The fire in our department was not on the scale of magnitude of the February 14, 1988 fire that destroyed 400,000 rare books at the Soviet Academy of Sciences Library. (See New York Times, Friday April 1, 1988, page 1; "Severe Fire Devastates Soviet Science Library," Science 240 (8 April 1988), 138-139). More than three million additional books were damaged, and are undergoing some of the same treatment procedures that we have initiated.

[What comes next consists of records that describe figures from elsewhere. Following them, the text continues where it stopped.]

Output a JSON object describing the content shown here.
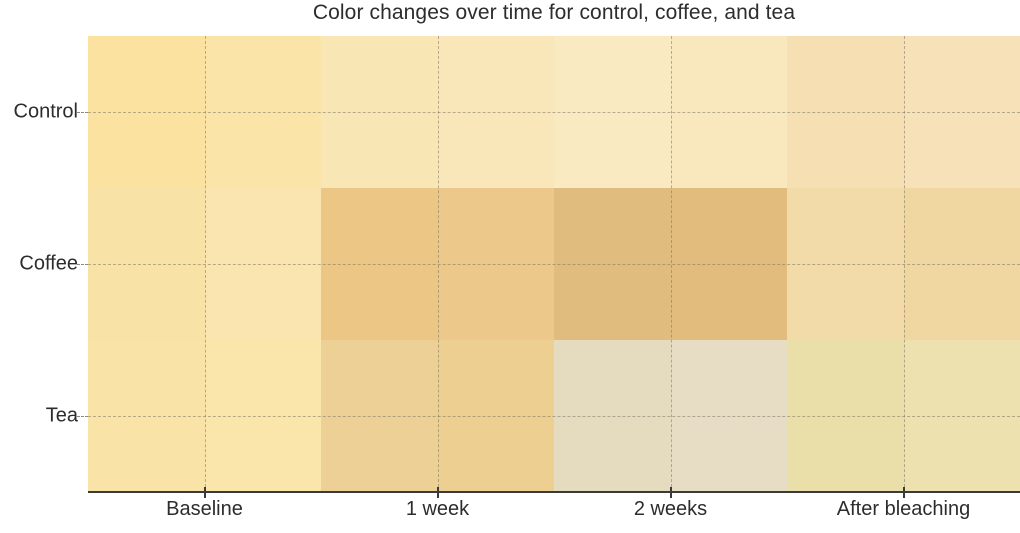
{
  "chart_data": {
    "type": "heatmap",
    "title": "Color changes over time for control, coffee, and tea",
    "rows": [
      "Control",
      "Coffee",
      "Tea"
    ],
    "columns": [
      "Baseline",
      "1 week",
      "2 weeks",
      "After bleaching"
    ],
    "subcells_per_column": 2,
    "cell_colors": [
      [
        "#FBE2A1",
        "#FBE4A8",
        "#F9E6B5",
        "#FAE7B9",
        "#FAEAC2",
        "#F9E8BD",
        "#F5DFB3",
        "#F6E1B8"
      ],
      [
        "#F9E2A6",
        "#FAE5B0",
        "#ECC685",
        "#EDC88B",
        "#E1BC7F",
        "#E2BC7C",
        "#F2DAA9",
        "#F0D6A0"
      ],
      [
        "#F9E3A7",
        "#FAE5AB",
        "#ECD095",
        "#EDCF91",
        "#E5DCC0",
        "#E6DDC4",
        "#EADFA9",
        "#ECE1AF"
      ]
    ],
    "x_tick_positions_pct": [
      12.5,
      37.5,
      62.5,
      87.5
    ],
    "y_tick_positions_pct": [
      16.667,
      50,
      83.333
    ],
    "grid": "dashed lines at tick positions",
    "legend": "none",
    "axis_color": "#3a3a3a",
    "text_color": "#2d2d2d",
    "gridline_color": "#7d7664"
  }
}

Yet paper materials do not have to be national treasures to be valued by the individuals who use them; unexpected disaster can strike small collections as readily as large ones. We are all at risk. Simple steps in disaster planning now, and education of the profession about what can be done should fire, flood, leaky roof, or tornado threaten books and papers, can minimize damage when the unexpected happens. Like the Boy Scouts, historians too can "be prepared!"

—Constance B. Shultz is an assistant professor and assistant director on the applied history program at the University of South Carolina. She has been newly elected to the AHA Research Division.